Any individual point of data is called a unit, e.g. a Tweet is a single unit or a Youtube video is a single unit. Each unit has a type the specifies what kind of data this unit represents, e.g. youtube_channel or twitter_feed. One or more units form the data set that Sugarcube operates on during a run.
Queries are used to inform Sugarcube where to retrieve units, e.g. a Twitter user timeline is a query or the location of a CSV file is a query. Different plugins act on different queries and decide to do something with it, e.g. fetching the Tweets for a Twitter user timeline.
Units and queries are grouped together in an envelope. Every use of Sugarcube produces an envelope in the end.
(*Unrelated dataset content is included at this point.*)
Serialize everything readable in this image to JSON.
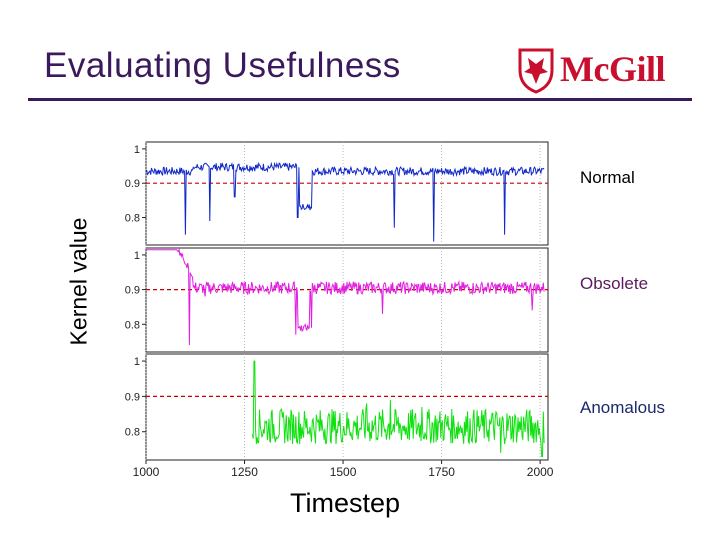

Functionalities in Sugarcube are provided in a variety of plugins. Each plugin is responsible to provide one type of feature. Plugins are responsible to fetch data from different sources, transform them and export them again, e.g. by storing data in a database. Some plugins operate just on queries, e.g. to expand a path to a directory that is provided as a query into one query for every file that this directory contains.
See the list of available plugins for details on functionality provided.
Complex data processes are created by combining different plugins into a pipeline. Each plugin is executed one after another in a sequence. Every plugin receives an envelope and returns an envelope again that the next plugin can use.
While plugins are used to create complex data process in form of pipelines, instruments are responsible to operate on meta data of the pipeline and to react to events emitted at different stages of the pipeline run. This meta data can be failures during a plugin, statistics about units fetched, etc. Instruments hook into the lifecycle of a pipeline and can be used for logging, storing metrics about the performance of a Sugarcube pipeline or writing failure statistics to a CSV file.
Read more about events to understand how instruments can hook into a pipeline run.
Once a pipeline is configured, the runner is responsible to execute the pipeline. Most commonly one uses the sugarcube
command line program to run pipelines. But other forms of runners are possible as well.